CHOLECYSTOKININ--ROLE IN POSTPRANDIAL GASTRIC MOTILITY

胆囊收缩素——在餐后胃动力中的作用

• 批准号: 2141570
• 负责人: Helen E Raybould
• 金额: $ 16.14万
• 依托单位: UNIVERSITY OF CALIFORNIA LOS ANGELES
• 依托单位国家: 美国
• 财政年份: 1989
• 资助国家: 美国
• 起止时间: 1989-08-01 至 1999-08-31
• 项目状态: 已结题
• 来源: https://reporter.nih.gov/project-details/2141570
• 关键词: afferent nerve; biological models; biological signal transduction; brain stem; cholecystokinin; denervation; dietary carbohydrates; dietary lipid; electrophysiology; gastrointestinal epithelium; gastrointestinal motility /pressure; gastrointestinal nutrient absorption; glucose transporter; hormone receptor; hormone regulation /control mechanism; laboratory rat; membrane transport proteins; mucosa; neurons; nutrition related tag; receptor expression; sensory feedback; sodium; spinal reflex; vagus nerve

The ability of nutrients in the intestinal lumen to exert negative feedback control over proximal gastrointestinal function is well recognized, yet the control mechanisms are poorly defined. Extrinsic sensory pathways from the intestine and CCK are required for this regulatory process. The interaction between CCK and activation of intestinal sensory neurons is the focus of this proposal, which addresses the fundamental mechanism by which lumenal events are signalled to extrinsic sensory nerves. The hypothesis to be tested is that nutrients in the intestinal lumen stimulate from endocrine cells release of CCK that acts locally to stimulate intestinal sensory terminals resulting in reflex changes in gastric function. To test this hypothesis, studies with the following specific aims are proposed: (1) to determine that increased discharge in afferents in response to intestinal nutrients is dependent on CCK A receptor activation; (2) to determine that the functional response (inhibition of gastric motor function) to intestinal nutrients is dependent on a post-absorptive signal; and (3) to determine that activation of sensory pathways by intestinal nutrients alters gastric function via vagal and spinal reflex pathways. A combined experimental approach using electrophysiological recording of vagal afferent fiber discharge, in vivo physiology and functional anatomy of reflex pathways using Fos protein immunoreactivity as a marker for cell activation will be used to address these specific aims. The proposal is focused on determining a fundamental mechanism by which changes in lumenal content are signalled to afferent terminals located in the mucosal epithelium. This process is important in the regulation of normal digestive function. In addition, these mechanism may be disturbed in clinical condiitons were feedback from the intestine may be altered such as following abdominal surgery, alterations in feeding behaviors, such as obesity, anorexia and bulimia, and in functional bowel disease.
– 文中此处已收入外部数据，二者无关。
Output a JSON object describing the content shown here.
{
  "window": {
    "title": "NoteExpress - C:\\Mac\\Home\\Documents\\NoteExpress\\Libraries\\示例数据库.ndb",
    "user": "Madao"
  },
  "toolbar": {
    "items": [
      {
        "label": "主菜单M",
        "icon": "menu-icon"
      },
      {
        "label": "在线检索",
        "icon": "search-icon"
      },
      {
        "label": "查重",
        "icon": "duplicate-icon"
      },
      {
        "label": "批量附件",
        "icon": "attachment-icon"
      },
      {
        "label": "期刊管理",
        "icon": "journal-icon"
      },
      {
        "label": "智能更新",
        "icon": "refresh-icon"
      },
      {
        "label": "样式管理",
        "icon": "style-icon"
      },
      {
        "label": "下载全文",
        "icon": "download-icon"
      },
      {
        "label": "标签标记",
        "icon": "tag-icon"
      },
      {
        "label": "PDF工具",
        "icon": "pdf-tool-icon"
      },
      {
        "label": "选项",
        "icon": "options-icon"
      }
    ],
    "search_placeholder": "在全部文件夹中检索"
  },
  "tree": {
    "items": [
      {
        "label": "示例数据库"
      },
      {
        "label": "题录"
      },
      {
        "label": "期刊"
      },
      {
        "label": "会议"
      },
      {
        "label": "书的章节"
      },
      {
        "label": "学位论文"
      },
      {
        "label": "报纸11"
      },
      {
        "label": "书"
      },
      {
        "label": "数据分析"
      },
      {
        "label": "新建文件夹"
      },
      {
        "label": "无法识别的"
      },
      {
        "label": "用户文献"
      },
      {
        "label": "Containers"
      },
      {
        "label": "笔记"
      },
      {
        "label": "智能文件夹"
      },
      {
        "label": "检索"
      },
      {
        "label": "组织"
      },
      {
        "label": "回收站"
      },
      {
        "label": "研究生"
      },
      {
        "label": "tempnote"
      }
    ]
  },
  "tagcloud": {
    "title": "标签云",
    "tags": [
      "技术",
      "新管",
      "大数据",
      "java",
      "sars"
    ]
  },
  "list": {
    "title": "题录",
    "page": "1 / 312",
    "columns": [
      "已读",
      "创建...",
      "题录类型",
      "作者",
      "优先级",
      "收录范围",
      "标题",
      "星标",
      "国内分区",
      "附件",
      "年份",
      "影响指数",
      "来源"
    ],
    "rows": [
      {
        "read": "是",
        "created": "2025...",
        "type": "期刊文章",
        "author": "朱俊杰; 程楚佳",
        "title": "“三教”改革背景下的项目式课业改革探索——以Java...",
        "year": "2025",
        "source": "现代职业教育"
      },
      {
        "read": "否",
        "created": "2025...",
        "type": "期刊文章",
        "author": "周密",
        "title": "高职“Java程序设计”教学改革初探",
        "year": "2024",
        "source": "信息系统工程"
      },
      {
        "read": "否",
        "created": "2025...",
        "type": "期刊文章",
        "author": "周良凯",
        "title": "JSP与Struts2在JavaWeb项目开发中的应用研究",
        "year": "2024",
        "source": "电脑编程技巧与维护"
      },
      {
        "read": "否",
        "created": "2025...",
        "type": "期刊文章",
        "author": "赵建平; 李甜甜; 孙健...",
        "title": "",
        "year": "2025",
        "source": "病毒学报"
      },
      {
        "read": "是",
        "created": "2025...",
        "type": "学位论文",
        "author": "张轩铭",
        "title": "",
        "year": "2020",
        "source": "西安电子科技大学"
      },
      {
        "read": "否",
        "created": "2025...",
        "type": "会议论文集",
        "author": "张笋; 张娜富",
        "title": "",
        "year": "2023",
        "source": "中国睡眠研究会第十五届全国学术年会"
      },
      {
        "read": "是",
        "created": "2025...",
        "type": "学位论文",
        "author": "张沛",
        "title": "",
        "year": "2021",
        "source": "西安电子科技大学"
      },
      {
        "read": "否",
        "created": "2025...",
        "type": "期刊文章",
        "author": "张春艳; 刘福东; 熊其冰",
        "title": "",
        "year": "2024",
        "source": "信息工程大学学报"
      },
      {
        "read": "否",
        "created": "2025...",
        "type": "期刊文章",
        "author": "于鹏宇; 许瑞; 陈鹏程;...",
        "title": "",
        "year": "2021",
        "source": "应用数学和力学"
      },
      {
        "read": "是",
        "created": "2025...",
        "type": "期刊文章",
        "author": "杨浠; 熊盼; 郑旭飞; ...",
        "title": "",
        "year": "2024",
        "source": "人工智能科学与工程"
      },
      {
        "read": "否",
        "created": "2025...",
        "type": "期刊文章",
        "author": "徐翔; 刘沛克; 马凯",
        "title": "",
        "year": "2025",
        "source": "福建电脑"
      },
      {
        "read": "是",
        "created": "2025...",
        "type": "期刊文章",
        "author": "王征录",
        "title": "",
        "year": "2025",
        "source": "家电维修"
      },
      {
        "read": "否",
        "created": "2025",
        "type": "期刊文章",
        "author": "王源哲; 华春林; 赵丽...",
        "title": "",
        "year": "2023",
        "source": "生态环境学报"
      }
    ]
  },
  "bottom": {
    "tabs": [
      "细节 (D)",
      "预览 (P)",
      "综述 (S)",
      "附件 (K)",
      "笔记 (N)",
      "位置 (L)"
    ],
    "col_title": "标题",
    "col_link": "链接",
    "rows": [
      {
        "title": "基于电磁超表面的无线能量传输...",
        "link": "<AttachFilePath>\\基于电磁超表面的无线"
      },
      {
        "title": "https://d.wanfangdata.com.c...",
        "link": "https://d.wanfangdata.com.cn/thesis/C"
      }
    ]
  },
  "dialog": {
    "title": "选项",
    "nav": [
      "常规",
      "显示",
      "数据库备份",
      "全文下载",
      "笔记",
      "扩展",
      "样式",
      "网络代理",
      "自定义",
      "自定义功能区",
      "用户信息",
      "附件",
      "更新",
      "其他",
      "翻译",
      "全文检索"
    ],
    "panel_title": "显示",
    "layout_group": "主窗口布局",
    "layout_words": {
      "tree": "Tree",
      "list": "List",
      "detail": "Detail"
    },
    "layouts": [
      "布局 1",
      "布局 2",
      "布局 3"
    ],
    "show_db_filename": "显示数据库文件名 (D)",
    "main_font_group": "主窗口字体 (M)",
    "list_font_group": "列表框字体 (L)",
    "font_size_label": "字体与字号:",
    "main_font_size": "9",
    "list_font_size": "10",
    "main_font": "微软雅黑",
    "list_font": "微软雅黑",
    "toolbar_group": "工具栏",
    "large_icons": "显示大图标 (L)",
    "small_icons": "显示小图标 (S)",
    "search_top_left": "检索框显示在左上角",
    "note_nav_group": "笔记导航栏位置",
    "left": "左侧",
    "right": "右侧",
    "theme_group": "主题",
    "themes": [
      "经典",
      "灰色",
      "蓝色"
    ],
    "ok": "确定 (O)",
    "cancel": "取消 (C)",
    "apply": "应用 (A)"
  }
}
肠腔中营养物质发挥负的能力 对近端胃肠道功能的反馈控制很好 公认的，但是控制机制的定义很差。 外在 为此，需要从肠子和CCK的感觉途径 监管过程。 CCK与激活之间的相互作用 肠道感官神经元是该提案的重点，该提议解决了 发出信号事件的基本机制 外部感觉神经。 要检验的假设是 肠腔从内分泌细胞释放CCK的肠腔刺激 在本地作用以刺激肠道感觉终端，导致反射 胃功能的变化。 为了检验这一假设，研究了 提出了以下特定目标：（1）确定增加 响应肠道营养素的传入剂的排放取决于 CCK A受体激活； （2）确定功能响应 （抑制胃运动功能）对肠道营养素取决于 在吸收后信号上； （3）确定激活 肠道营养物质的感觉途径通过迷走神经胃功能改变 和脊柱反射途径。 使用的合并实验方法 迷走神经传入纤维排放的电生理记录，体内 使用FOS蛋白的反射途径的生理和功能解剖结构 免疫反应性作为细胞激活的标记物将用于解决 这些具体目标。 该提案的重点是确定基本 腔内含量变化的机制发出信号为传入 末端位于粘膜上皮。 这个过程很重要 正常消化功能的调节。 另外，这些机制 可能会在临床孔室中受到干扰 可能会改变，例如进行腹部手术，进食改变 行为，例如肥胖，厌食和贪食症，以及在功能性肠中 疾病。